Wahanda, a European online marketplace and booking platform for beauty appointments, has experienced rapid growth over the past two years, and mobility and cloud-based apps have enabled it to scale without the growing pains that come with on-premise and traditional IT.
“In the past 18 months we have gone from being a relatively small UK-based business to being a company of about 450 people operating in a number of markets. We have acquired five different businesses in the last year,” says Wahanda chief technology officer Simon Lambert.
“With all that growth comes all of those challenges around corporate infrastructure and intra-team communication. During this time we have chosen a lot of cloud-based solutions to ease that process, such as using Salesforce to mobilise and connect our sales team.
“If we had used a lot of traditional tools and built lots of stuff ourselves, there is just no way we could experience this level of growth in that short period of time. It allows you to move very, very quickly.”
There will be scepticism this is just a commercial benefit to the organisation – it’s important to hone in on how it can make their lives at work easier
Adjusting to a new way of working
Although BYOD is becoming more widely adopted across enterprises, that doesn’t meant it doesn’t come without challenges. For example, Gatwick’s Ms Bowman says that with hindsight she would have liked to have communicated the benefits more clearly to employees from the start.
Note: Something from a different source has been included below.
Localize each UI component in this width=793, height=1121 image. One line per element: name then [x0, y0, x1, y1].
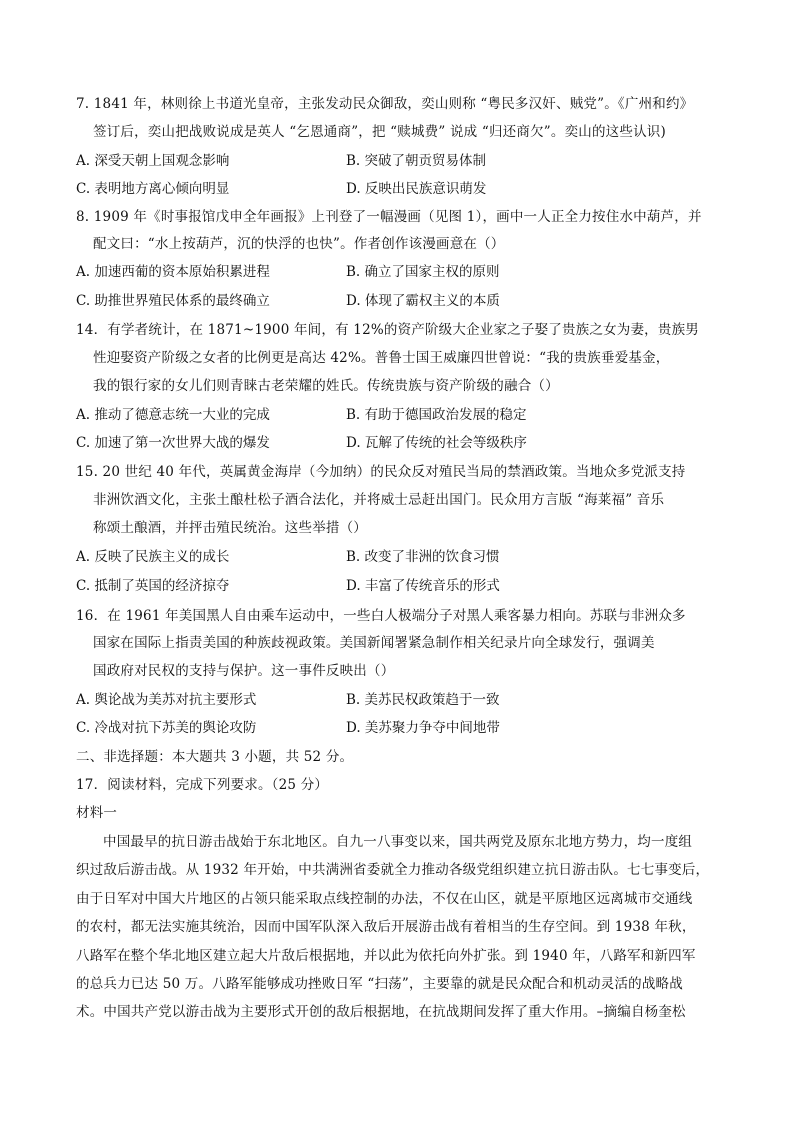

“Communicating it well is critical because it is a change. People may not recognise that it’s not just a new IT process or a new way of working; it’s actually a fundamental change to the way individuals are operating in an organisation. You have to think about the impact on them, and on their way of thinking and their way of operating in the organisation.
“There will be scepticism this is just a commercial benefit to the organisation – it’s important to hone in on how it can make their lives at work easier; how it can support them to communicate more effectively with each other, how it can speed up the way they access information and how it can improve their ways of working.”
And an organisation has to change its expectations too; it’s not just about employees. Microsoft’s Mr Coplin hopes in the future, when companies adopt these “working everywhere” strategies, they realise it allows them to judge employees on the outcomes of their work.
“The challenge we have is that organisations typically measure people’s performance based on the process they complete. Whether it’s in terms of hours worked or forms filled, which actually prevents you getting to the benefit the technology has to offer,” he says.
“What you have to do instead is go to a much more nebulous world of measuring the outcome of work, rather than the process. For example, Microsoft measures me on whether my projects are delivered on time, whether my customers are deliriously happy. Microsoft doesn’t care where I am or when I work, but it will have a stern word with me if I fail on the outcome. That’s a very different world where we have come from.”